These are most useful descriptions of these tools that I've found.
SQL-Relay does sound like a possibility for me, but I'll stick with a
simpler solution such as DBIx::HA if it works.

Mark

Re: patches available for DBD::Multi, and benchmarking results

am 22.01.2007 20:51:48 von mark

I expanded by benchmark of DBD::Multi to also include DBIx::HA for
comparison.

While the benchmark reported nearly a 200% overhead for DBD::Multi,
the overhead of DBIx::HA was much better, reported at 50%.

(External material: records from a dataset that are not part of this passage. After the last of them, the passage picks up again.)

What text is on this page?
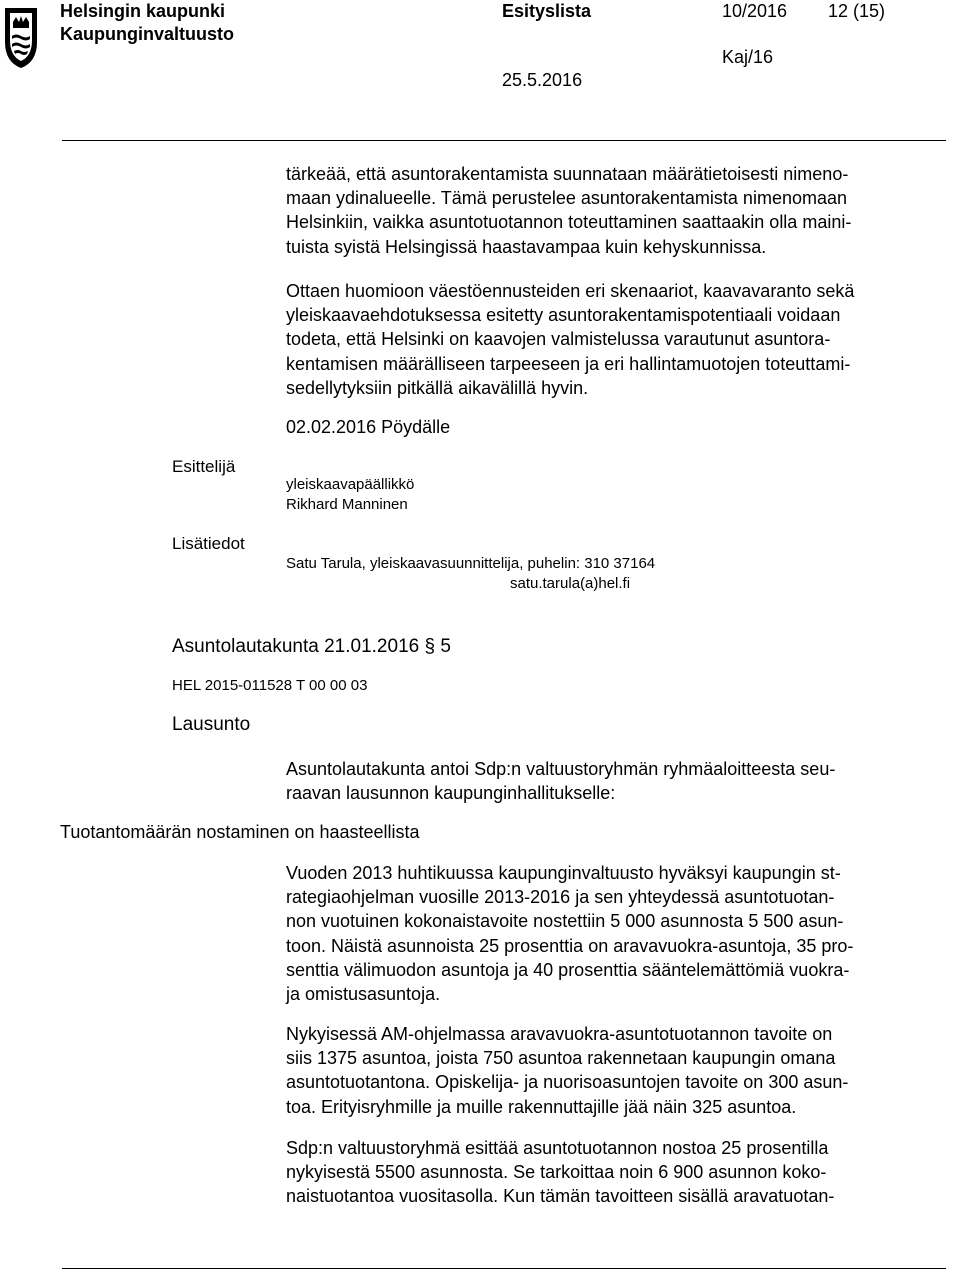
Helsingin kaupunki
Kaupunginvaltuusto
Esityslista	10/2016 12 (15)
Kaj/16
25.5.2016

tärkeää, että asuntorakentamista suunnataan määrätietoisesti nimeno-
maan ydinalueelle. Tämä perustelee asuntorakentamista nimenomaan
Helsinkiin, vaikka asuntotuotannon toteuttaminen saattaakin olla maini-
tuista syistä Helsingissä haastavampaa kuin kehyskunnissa.

Ottaen huomioon väestöennusteiden eri skenaariot, kaavavaranto sekä
yleiskaavaehdotuksessa esitetty asuntorakentamispotentiaali voidaan
todeta, että Helsinki on kaavojen valmistelussa varautunut asuntora-
kentamisen määrälliseen tarpeeseen ja eri hallintamuotojen toteuttami-
sedellytyksiin pitkällä aikavälillä hyvin.

02.02.2016 Pöydälle
Esittelijä
yleiskaavapäällikkö
Rikhard Manninen
Lisätiedot
Satu Tarula, yleiskaavasuunnittelija, puhelin: 310 37164
satu.tarula(a)hel.fi
Asuntolautakunta 21.01.2016 § 5
HEL 2015-011528 T 00 00 03
Lausunto

Asuntolautakunta antoi Sdp:n valtuustoryhmän ryhmäaloitteesta seu-
raavan lausunnon kaupunginhallitukselle:

Tuotantomäärän nostaminen on haasteellista

Vuoden 2013 huhtikuussa kaupunginvaltuusto hyväksyi kaupungin st-
rategiaohjelman vuosille 2013-2016 ja sen yhteydessä asuntotuotan-
non vuotuinen kokonaistavoite nostettiin 5 000 asunnosta 5 500 asun-
toon. Näistä asunnoista 25 prosenttia on aravavuokra-asuntoja, 35 pro-
senttia välimuodon asuntoja ja 40 prosenttia sääntelemättömiä vuokra-
ja omistusasuntoja.

Nykyisessä AM-ohjelmassa aravavuokra-asuntotuotannon tavoite on
siis 1375 asuntoa, joista 750 asuntoa rakennetaan kaupungin omana
asuntotuotantona. Opiskelija- ja nuorisoasuntojen tavoite on 300 asun-
toa. Erityisryhmille ja muille rakennuttajille jää näin 325 asuntoa.

Sdp:n valtuustoryhmä esittää asuntotuotannon nostoa 25 prosentilla
nykyisestä 5500 asunnosta. Se tarkoittaa noin 6 900 asunnon koko-
naistuotantoa vuositasolla. Kun tämän tavoitteen sisällä aravatuotan-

That sounds like a lot in both cases, but is not necessarily. First, my
test case is not normal-- the SELECT statement used is incredibly
simple. Second, even the slowest one still achieved over 2,000 selects
*per second*.

Still, if both modules offer functionality that meets your needs,
why not go with higher-performance solution?

Here's my raw result:

timing 10000 iterations of ha, multi, raw...
ha: 4 wallclock secs ( 1.98 usr + 0.20 sys = 2.19 CPU) @ 4571.43/s
(n=10000)
multi: 7 wallclock secs ( 3.97 usr + 0.23 sys = 4.20 CPU) @ 2383.61/s
(n=10000)
raw: 3 wallclock secs ( 1.28 usr + 0.19 sys = 1.47 CPU) @ 6808.51/s
(n=10000)
Rate multi ha raw
multi 2384/s -- -48% -65%
ha 4571/s 92% -- -33%
raw 6809/s 186% 49% --

#############

The meat of the meat of the benchmark was essentially the following. In
each case, I made a connection to a single database:

cmpthese(10_000, {
raw => sub { $raw_dbh->selectrow_array("SELECT CURRENT_DATE") },
multi => sub { $multi_dbh->selectrow_array("SELECT CURRENT_DATE") },
ha => sub { $ha_dbh->selectrow_array("SELECT CURRENT_DATE") },
});

##############

In the process of developing this benchmark, I did find an
incompatibility with DBD::Pg, which I notified the DBD::Pg developers
about, and submitted a patch for:

http://rt.cpan.org/Ticket/Display.html?id=24503

Mark